La continua ricerca della profondità del sapere

Quando il dio egiziano Theuth inventò la scrittura, il re Thamous disse che quelle lettere avrebbero prodotto solo dimenticanza. Così racconta Platone nel suo “Fedro”. Invece la scrittura diventò la più fedele ancella  della memoria. In fondo, la scrittura non può essere altro che scrittura di memoria, anche quando racconta fantascienza. Senza la scrittura Marcel Proust non avrebbe potuto alzare quell’altare alla memoria che è la Recherche du temps perdu.

E’ assolutamente normale, dunque, che il processo di apprendimento del nuovo venuto sia per molti aspetti diverso da quello delle generazioni precedenti.
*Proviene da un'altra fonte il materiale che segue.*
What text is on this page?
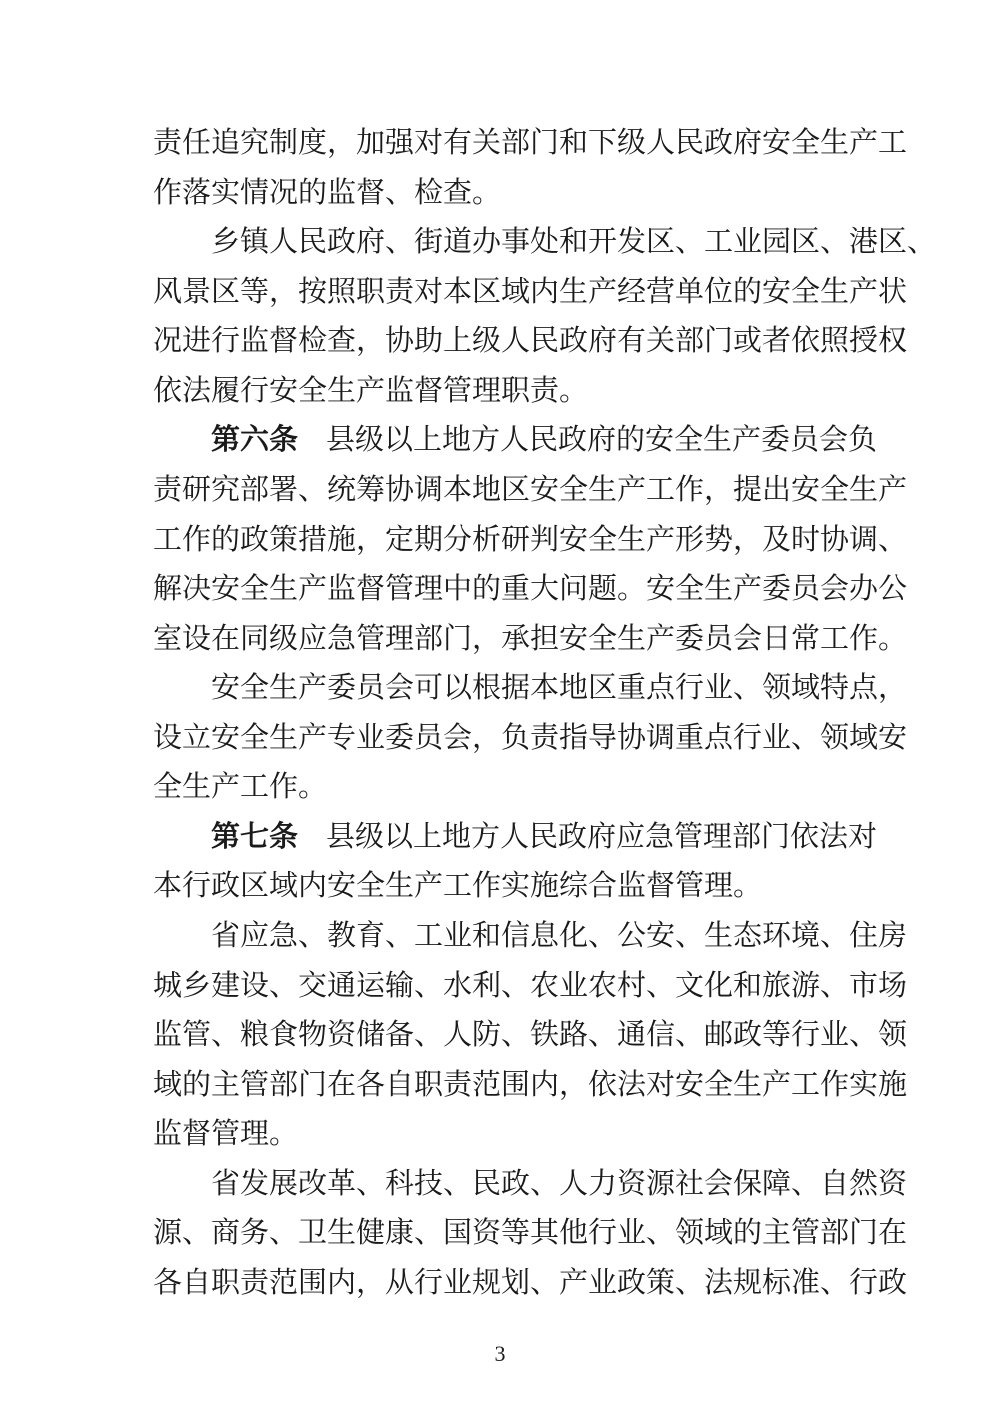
责任追究制度，加强对有关部门和下级人民政府安全生产工
作落实情况的监督、检查。
乡镇人民政府、街道办事处和开发区、工业园区、港区、
风景区等，按照职责对本区域内生产经营单位的安全生产状
况进行监督检查，协助上级人民政府有关部门或者依照授权
依法履行安全生产监督管理职责。
第六条 县级以上地方人民政府的安全生产委员会负
责研究部署、统筹协调本地区安全生产工作，提出安全生产
工作的政策措施，定期分析研判安全生产形势，及时协调、
解决安全生产监督管理中的重大问题。安全生产委员会办公
室设在同级应急管理部门，承担安全生产委员会日常工作。
安全生产委员会可以根据本地区重点行业、领域特点，
设立安全生产专业委员会，负责指导协调重点行业、领域安
全生产工作。
第七条 县级以上地方人民政府应急管理部门依法对
本行政区域内安全生产工作实施综合监督管理。
省应急、教育、工业和信息化、公安、生态环境、住房
城乡建设、交通运输、水利、农业农村、文化和旅游、市场
监管、粮食物资储备、人防、铁路、通信、邮政等行业、领
域的主管部门在各自职责范围内，依法对安全生产工作实施
监督管理。
省发展改革、科技、民政、人力资源社会保障、自然资
源、商务、卫生健康、国资等其他行业、领域的主管部门在
各自职责范围内，从行业规划、产业政策、法规标准、行政
3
Ma spesso  si tratta di un processo asistematico, frammentato, che ha poca coerenza, poca coesione. Forse, allora, è questa la funzione che possono assumere gli adulti. Una delle poche funzioni che agli adulti sono rimaste: insegnare un metodo da adottare per conoscere di più, in modo più profondo, per scandagliare i fondali del sapere, per comprendere la causa e la conseguenza dei fenomeni, delle cose, per rintracciare il senso essenziale di quello che accade.
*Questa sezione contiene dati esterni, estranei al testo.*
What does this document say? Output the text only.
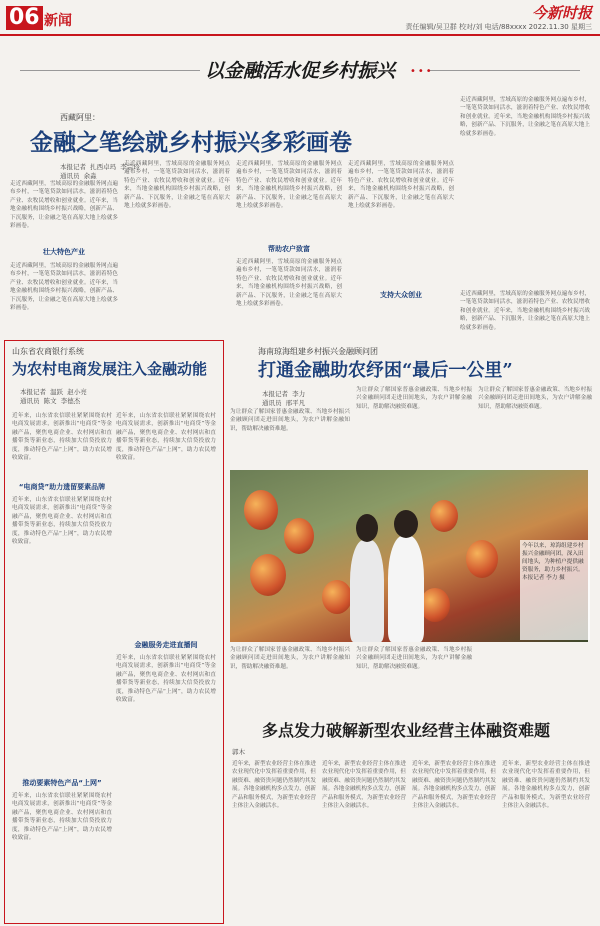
06 新闻	今新时报
责任编辑/吴卫群 校对/刘 电话/88xxxx 2022.11.30 星期三
•••
以金融活水促乡村振兴
西藏阿里：
金融之笔绘就乡村振兴多彩画卷
本报记者  扎西卓玛  李宗玲
通讯员  余淼
走近西藏阿里，雪域高原的金融服务网点遍布乡村，一笔笔贷款如同活水，滋润着特色产业、农牧民增收和创业就业。近年来，当地金融机构围绕乡村振兴战略，创新产品、下沉服务，让金融之笔在高原大地上绘就多彩画卷。
壮大特色产业
走近西藏阿里，雪域高原的金融服务网点遍布乡村，一笔笔贷款如同活水，滋润着特色产业、农牧民增收和创业就业。近年来，当地金融机构围绕乡村振兴战略，创新产品、下沉服务，让金融之笔在高原大地上绘就多彩画卷。
走近西藏阿里，雪域高原的金融服务网点遍布乡村，一笔笔贷款如同活水，滋润着特色产业、农牧民增收和创业就业。近年来，当地金融机构围绕乡村振兴战略，创新产品、下沉服务，让金融之笔在高原大地上绘就多彩画卷。
走近西藏阿里，雪域高原的金融服务网点遍布乡村，一笔笔贷款如同活水，滋润着特色产业、农牧民增收和创业就业。近年来，当地金融机构围绕乡村振兴战略，创新产品、下沉服务，让金融之笔在高原大地上绘就多彩画卷。
帮助农户致富
走近西藏阿里，雪域高原的金融服务网点遍布乡村，一笔笔贷款如同活水，滋润着特色产业、农牧民增收和创业就业。近年来，当地金融机构围绕乡村振兴战略，创新产品、下沉服务，让金融之笔在高原大地上绘就多彩画卷。
走近西藏阿里，雪域高原的金融服务网点遍布乡村，一笔笔贷款如同活水，滋润着特色产业、农牧民增收和创业就业。近年来，当地金融机构围绕乡村振兴战略，创新产品、下沉服务，让金融之笔在高原大地上绘就多彩画卷。
走近西藏阿里，雪域高原的金融服务网点遍布乡村，一笔笔贷款如同活水，滋润着特色产业、农牧民增收和创业就业。近年来，当地金融机构围绕乡村振兴战略，创新产品、下沉服务，让金融之笔在高原大地上绘就多彩画卷。
支持大众创业	走近西藏阿里，雪域高原的金融服务网点遍布乡村，一笔笔贷款如同活水，滋润着特色产业、农牧民增收和创业就业。近年来，当地金融机构围绕乡村振兴战略，创新产品、下沉服务，让金融之笔在高原大地上绘就多彩画卷。
山东省农商银行系统
为农村电商发展注入金融动能
本报记者  温跃  赵小亮
通讯员  陈文  李德杰
近年来，山东省农信联社紧紧围绕农村电商发展需求，创新推出“电商贷”等金融产品，聚焦电商企业、农村网店和直播带货等新业态，持续加大信贷投放力度，推动特色产品“上网”，助力农民增收致富。
“电商贷”助力遗留要素品牌
近年来，山东省农信联社紧紧围绕农村电商发展需求，创新推出“电商贷”等金融产品，聚焦电商企业、农村网店和直播带货等新业态，持续加大信贷投放力度，推动特色产品“上网”，助力农民增收致富。
推动要素特色产品“上网”
近年来，山东省农信联社紧紧围绕农村电商发展需求，创新推出“电商贷”等金融产品，聚焦电商企业、农村网店和直播带货等新业态，持续加大信贷投放力度，推动特色产品“上网”，助力农民增收致富。
近年来，山东省农信联社紧紧围绕农村电商发展需求，创新推出“电商贷”等金融产品，聚焦电商企业、农村网店和直播带货等新业态，持续加大信贷投放力度，推动特色产品“上网”，助力农民增收致富。
金融服务走进直播间
近年来，山东省农信联社紧紧围绕农村电商发展需求，创新推出“电商贷”等金融产品，聚焦电商企业、农村网店和直播带货等新业态，持续加大信贷投放力度，推动特色产品“上网”，助力农民增收致富。
海南琼海组建乡村振兴金融顾问团
打通金融助农纾困“最后一公里”
本报记者  李力
通讯员  邢平凡
为让群众了解国家普惠金融政策、当地乡村振兴金融顾问团走进田间地头，为农户讲解金融知识，帮助解决融资难题。
为让群众了解国家普惠金融政策、当地乡村振兴金融顾问团走进田间地头，为农户讲解金融知识，帮助解决融资难题。
为让群众了解国家普惠金融政策、当地乡村振兴金融顾问团走进田间地头，为农户讲解金融知识，帮助解决融资难题。
今年以来，琼海组建乡村振兴金融顾问团，深入田间地头，为种植户提供融资服务，助力乡村振兴。本报记者 李力 摄
为让群众了解国家普惠金融政策、当地乡村振兴金融顾问团走进田间地头，为农户讲解金融知识，帮助解决融资难题。
为让群众了解国家普惠金融政策、当地乡村振兴金融顾问团走进田间地头，为农户讲解金融知识，帮助解决融资难题。
多点发力破解新型农业经营主体融资难题
郭木
近年来，新型农业经营主体在推进农业现代化中发挥着重要作用，但融资难、融资贵问题仍然制约其发展。各地金融机构多点发力，创新产品和服务模式，为新型农业经营主体注入金融活水。
近年来，新型农业经营主体在推进农业现代化中发挥着重要作用，但融资难、融资贵问题仍然制约其发展。各地金融机构多点发力，创新产品和服务模式，为新型农业经营主体注入金融活水。
近年来，新型农业经营主体在推进农业现代化中发挥着重要作用，但融资难、融资贵问题仍然制约其发展。各地金融机构多点发力，创新产品和服务模式，为新型农业经营主体注入金融活水。
近年来，新型农业经营主体在推进农业现代化中发挥着重要作用，但融资难、融资贵问题仍然制约其发展。各地金融机构多点发力，创新产品和服务模式，为新型农业经营主体注入金融活水。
Un metodo è la strada che si sceglie tra le possibili strade. Non è detto che la strada più breve o più lineare  sia anche quella giusta. A volte la strada giusta richiede un cammino più lungo, anche più difficoltoso. Per arrivare ad una conoscenza complessa o completa (ammesso e non concesso che esista una conoscenza completa) a volte è faticoso. Occorre saper mettere insieme elementi provenienti da fonti diverse, saper tessere significati e poi analizzarli e stringerli in una sintesi sostanziale, essenziale, e poi, ancora, collocarli in un contesto particolare e in un altro generale, e poi, ancora, rielaborarli e rapportarli alle altre conoscenze che si hanno, alla propria esistenza. Bisogna saper cercare.
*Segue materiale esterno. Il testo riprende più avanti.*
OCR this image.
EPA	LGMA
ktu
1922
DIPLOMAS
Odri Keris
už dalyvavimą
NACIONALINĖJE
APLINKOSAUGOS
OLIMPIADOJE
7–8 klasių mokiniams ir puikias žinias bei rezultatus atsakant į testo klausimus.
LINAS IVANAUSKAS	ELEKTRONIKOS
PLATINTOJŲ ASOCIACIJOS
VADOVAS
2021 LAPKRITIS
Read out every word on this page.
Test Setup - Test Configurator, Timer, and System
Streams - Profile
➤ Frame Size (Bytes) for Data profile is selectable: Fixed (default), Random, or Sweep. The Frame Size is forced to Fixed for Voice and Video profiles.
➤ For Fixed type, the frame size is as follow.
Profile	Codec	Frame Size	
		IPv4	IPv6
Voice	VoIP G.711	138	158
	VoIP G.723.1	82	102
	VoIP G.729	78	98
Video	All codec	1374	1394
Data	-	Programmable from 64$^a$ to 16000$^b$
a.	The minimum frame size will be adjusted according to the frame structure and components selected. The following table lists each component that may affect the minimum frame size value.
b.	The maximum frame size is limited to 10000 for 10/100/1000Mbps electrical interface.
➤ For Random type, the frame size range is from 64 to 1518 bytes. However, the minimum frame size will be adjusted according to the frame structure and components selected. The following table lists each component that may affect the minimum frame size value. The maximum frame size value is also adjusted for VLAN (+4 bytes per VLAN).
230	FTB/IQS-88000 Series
Ma il metodo della ricerca si apprende, e si apprende anche che alle volte quello che si cerca lo si trova quando si sbaglia la strada, ci si distrae a un incrocio e allora è necessario tornare indietro, ristudiare la mappa, ricominciare. Si apprende anche che mentre si cerca qualcosa si trova qualcosa di completamente diverso, che non si cercava, di cui non si conosceva neppure l’esistenza. Molte scoperte della scienza sono avvenute così: con la casualità che si insinua nella programmazione.

Forse è questo che coloro che sono venuti prima possono insegnare al nuovo venuto: il metodo della ricerca e la disponibilità a lasciare varchi aperti all’imprevisto. Possono insegnare che nella ricerca è necessario avere pazienza, saper aspettare, non considerare mai niente come conoscenza definitiva, che non ci si può fermare alla superficie, che si deve approfondire,  che non ci si può fidare del primo significato che appare. Che è solo la conoscenza sostanziale, quella che ha consistenza, che dura nel tempo, la conoscenza che ha senso, quella che vale per se stessi e per gli altri. Il resto conta poco, a volte quasi niente, a volte niente.